Im Zusammenhang mit der Strafbarkeit der Abtreibung gibt es eine Fülle weiterer offener Fragen:

-Wie kommt es, daß in Holland am wenigsten in ganz Europa abgetrieben wird, während dort die liberalste Abtreibungsgesetzgebung besteht?

-Mit welchem Recht wird die körperliche und selische Einheit schwangere Frau in zwei selbständige sich (feindlich) gegenüberstehende Wesen getrennt? Von wem stammt diese Vorstellung? Was für Interessen drückt das aus? Wie empfinden dies schwangere Frauen?

-Wie kommt es, daß Frauen, die selbst abgetrieben haben, für die Bestrafung der Abtreibung sind? Warum schweigen Männer, die bei Abtreibungen beteiligt waren, wenn Frauen gegen die Bestrafung auftreten? Warum verfolgen Richter, die selber bei Abtreibungen beteiligt waren, Frauen nach dem § 218? Wie kommt es, daß Männer, die im Zölibat leben, über die Probleme ungewollt schwangerer Frauen urteilen wollen? Welche Besonderheiten haben Ärzte, daß sie über Indikationen befinden können?

-Welche psychischen, sozialen und materiellen Gründe führen überhaupt zu einer ungewollten Schwangerschaft? Wie könnten diese Gründe verstanden und abgebaut werden?

-Wie kommt es schließlich, daß an der Bestrafung der Abtreibung festgehalten wird, obwohl weltweit und historisch feststeht, daß damit kein Einfluß auf die Zahl der Abtreibungen genommen wird?

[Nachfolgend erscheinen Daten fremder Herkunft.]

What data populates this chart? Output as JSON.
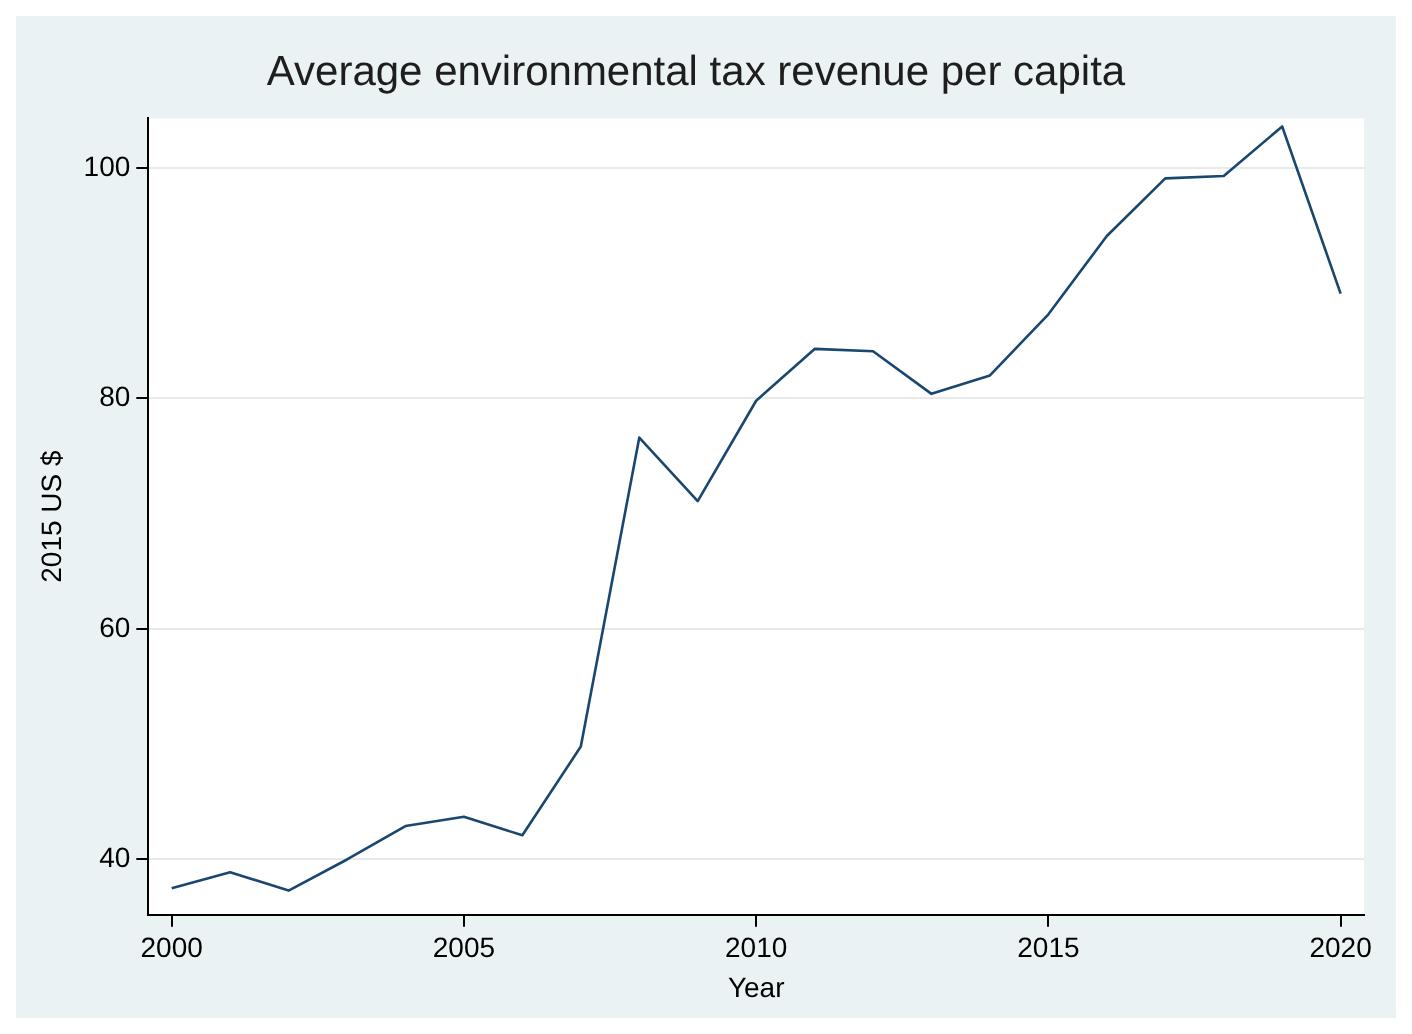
{
  "chart_data": {
    "type": "line",
    "title": "Average environmental tax revenue per capita",
    "xlabel": "Year",
    "ylabel": "2015 US $",
    "x": [
      2000,
      2001,
      2002,
      2003,
      2004,
      2005,
      2006,
      2007,
      2008,
      2009,
      2010,
      2011,
      2012,
      2013,
      2014,
      2015,
      2016,
      2017,
      2018,
      2019,
      2020
    ],
    "series": [
      {
        "color": "#1a476f",
        "values": [
          37.5,
          38.9,
          37.3,
          40.0,
          42.9,
          43.7,
          42.1,
          49.8,
          76.6,
          71.1,
          79.8,
          84.3,
          84.1,
          80.4,
          82.0,
          87.3,
          94.1,
          99.1,
          99.3,
          103.6,
          89.1
        ]
      }
    ],
    "xlim": [
      1999.6,
      2020.4
    ],
    "xticks": [
      2000,
      2005,
      2010,
      2015,
      2020
    ],
    "ylim": [
      35.2,
      104.3
    ],
    "yticks": [
      40,
      60,
      80,
      100
    ],
    "grid": "y",
    "legend": false,
    "marker": "none",
    "line_style": "solid"
  }
}
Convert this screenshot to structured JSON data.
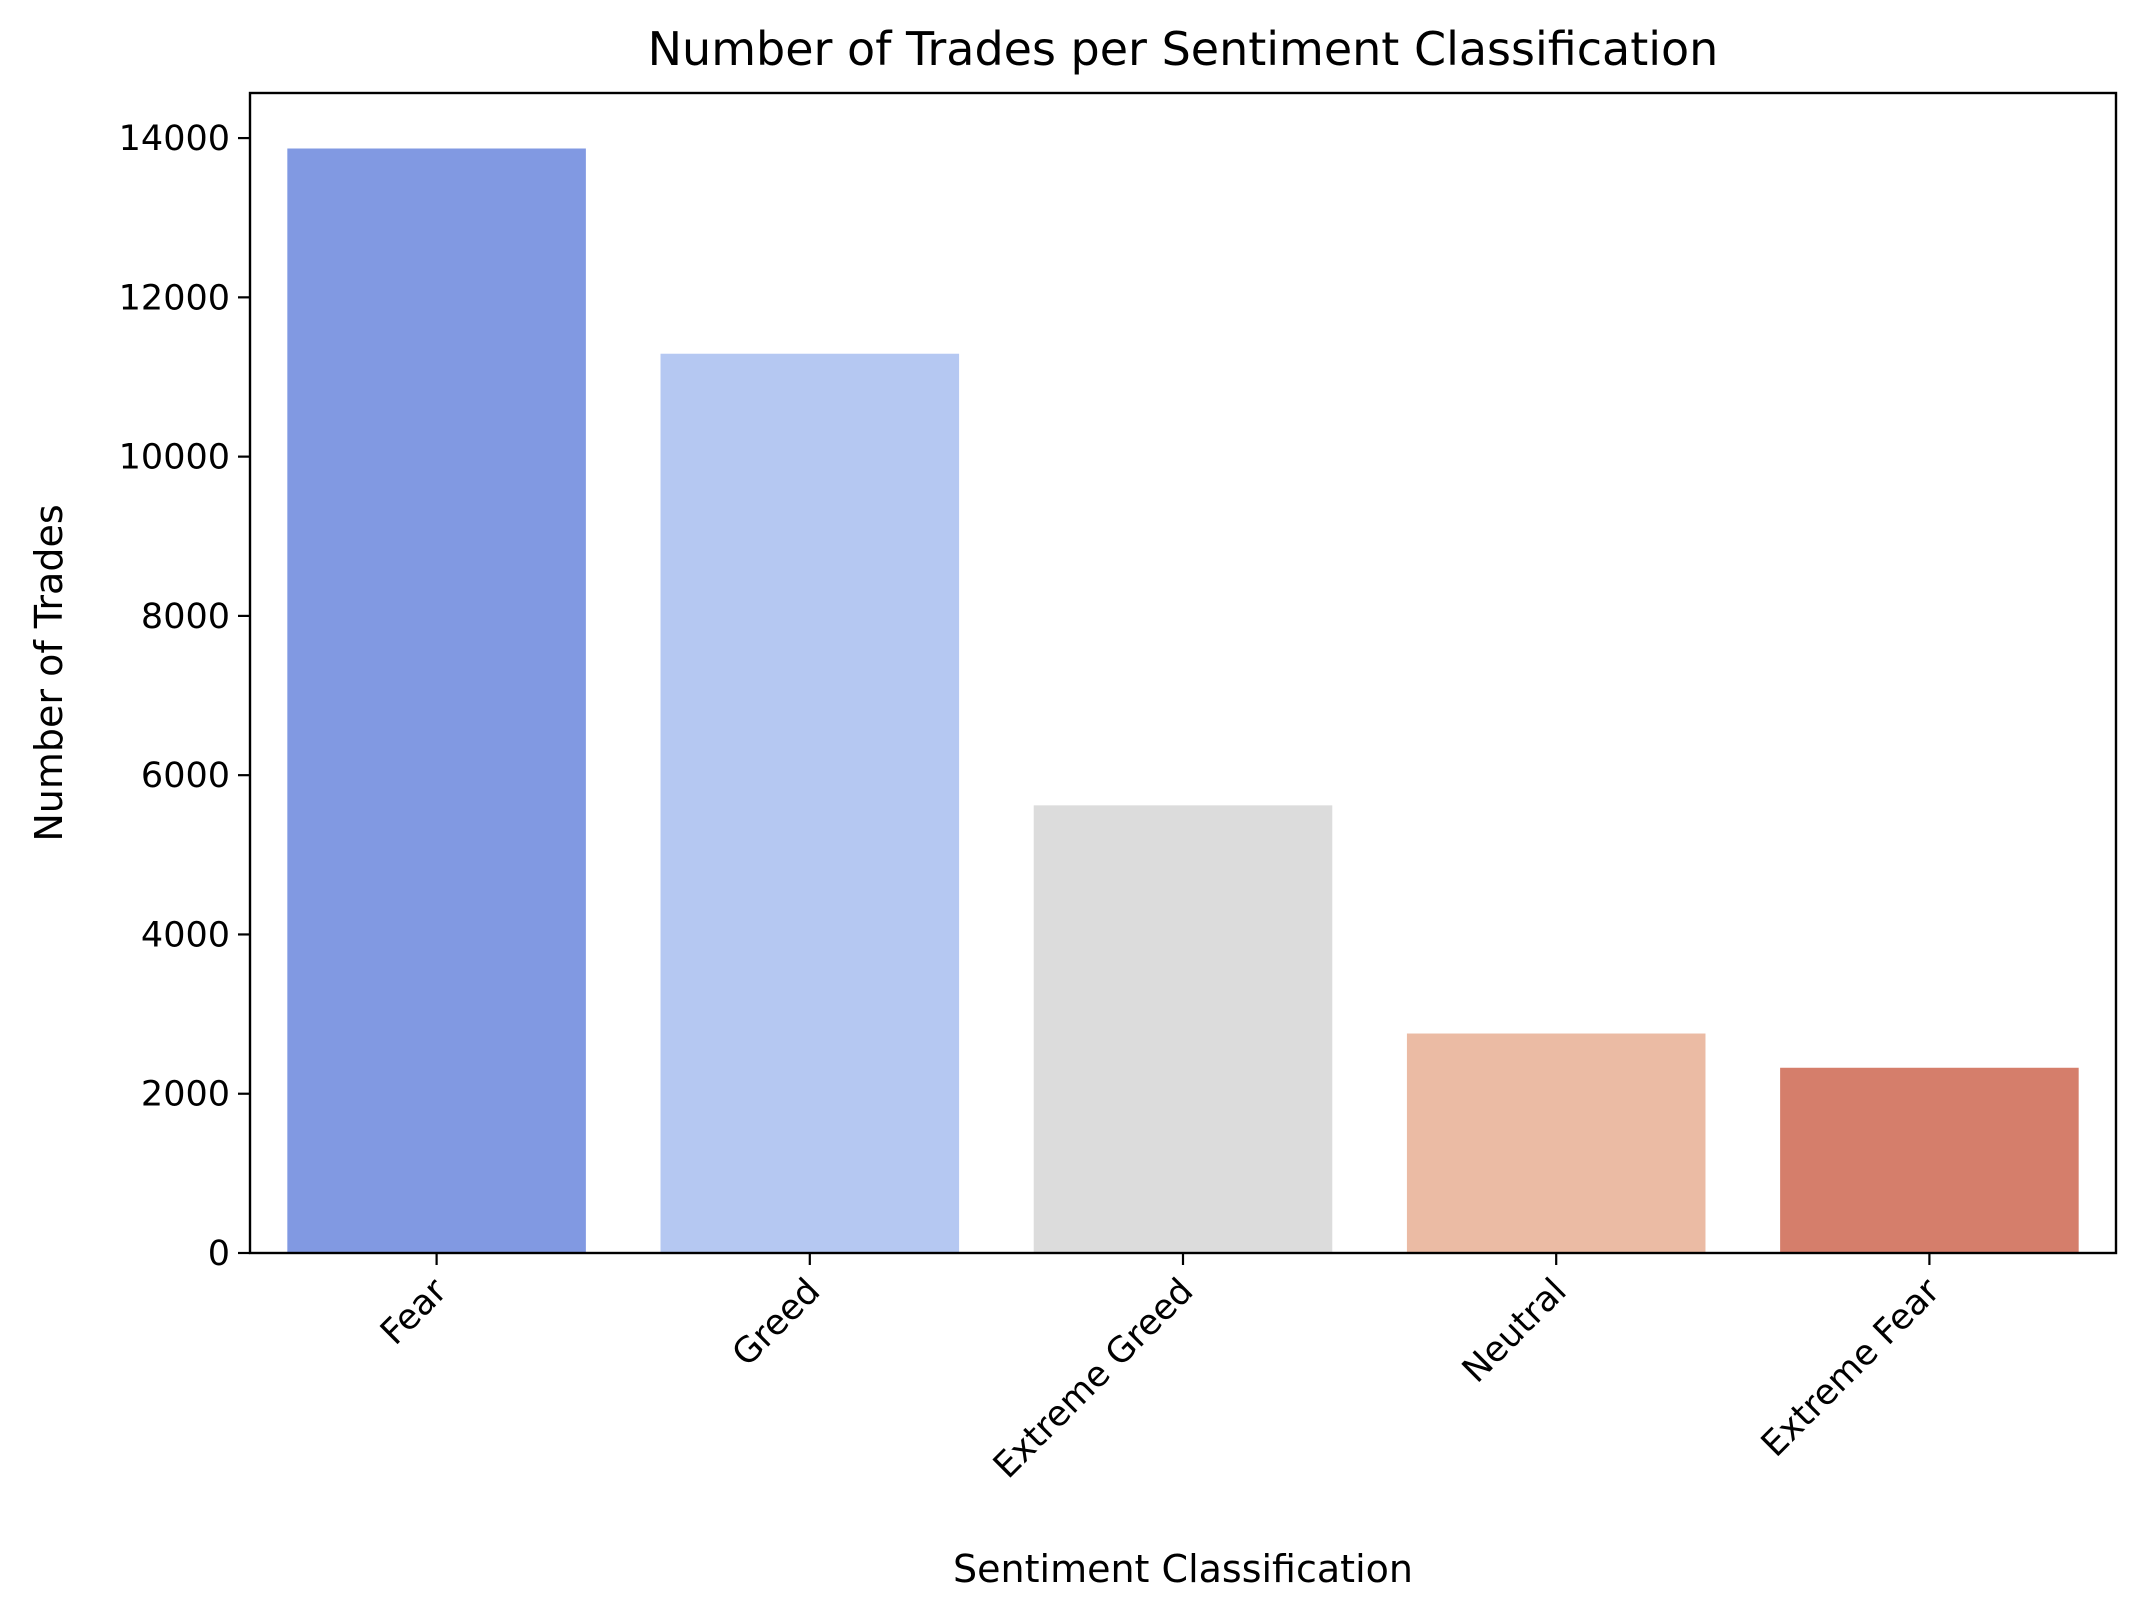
{
  "chart_data": {
    "type": "bar",
    "title": "Number of Trades per Sentiment Classification",
    "xlabel": "Sentiment Classification",
    "ylabel": "Number of Trades",
    "categories": [
      "Fear",
      "Greed",
      "Extreme Greed",
      "Neutral",
      "Extreme Fear"
    ],
    "values": [
      13869,
      11292,
      5621,
      2756,
      2326
    ],
    "colors": [
      "#8199e2",
      "#b5c8f2",
      "#dcdcdc",
      "#ebbba4",
      "#d57e6b"
    ],
    "ylim": [
      0,
      14566
    ],
    "yticks": [
      0,
      2000,
      4000,
      6000,
      8000,
      10000,
      12000,
      14000
    ],
    "grid": false,
    "legend": "none"
  }
}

Wenn am 28. Dezember die Glocken läuten, so werden sie keine Abtreibung verhindern. Sie werden aber - das ist meine Befürchtung - angesichts der konkreten Situation in der BRD und angesichts der vielen ungelösten Probleme alle diejenigen ermutigen, die ihre eigenen Ängste und die gesellschaftlichen Probleme nicht ertragen können im Zusammenhang mit der Abtreibung, die froh sind, sich moralisch entrüsten, andere für schuldig und minderwertig und sich selbst für nicht verantwortlich erklären zu können. Es wird denen Auftrieb geben, die auf Verachtung und Verfolgung von Frauen angewiesen sind.

Die Glocken werden unter diesen Umständen - ob das beabsichtigt ist oder nicht - die Würde und Selbstachtung von Millionen Frauen (und Männern?) bedrohen, und es wird nach Schuld und Sühne klingen.

Solche Befürchtungen werden massiv bestätigt durch die Gleichsetzung des Wütens eines patriarchalischen Königs Herodes mit der Entscheidung einer schwangeren Frau, ihre ureigenste Schwangerschaft zu beenden. Eine solche Terminwahl muß an dumpfe, undifferenzierte Angst- und Rachegefühle appellieren.

(...) Schließlich: Sollte nicht gerade die katholische Kirche bei Handlungen, die mit Schuldzuweisung, mit dem Herausstellen von Sündenböcken, mit dem Fingerzeigen auf Andersdenkende, Andershandelnde, auf „Ketzer und Sünder“ zu tun haben, besonders zurückhaltend und sensibel sein, nachdem sie eine lange Geschichte der Verfolgung und Verbrennung von heilkundigen, geburts- und verhütungskundigen weisen Frauen, sogenannte Hexen, zu verantworten und zu betrauern hat?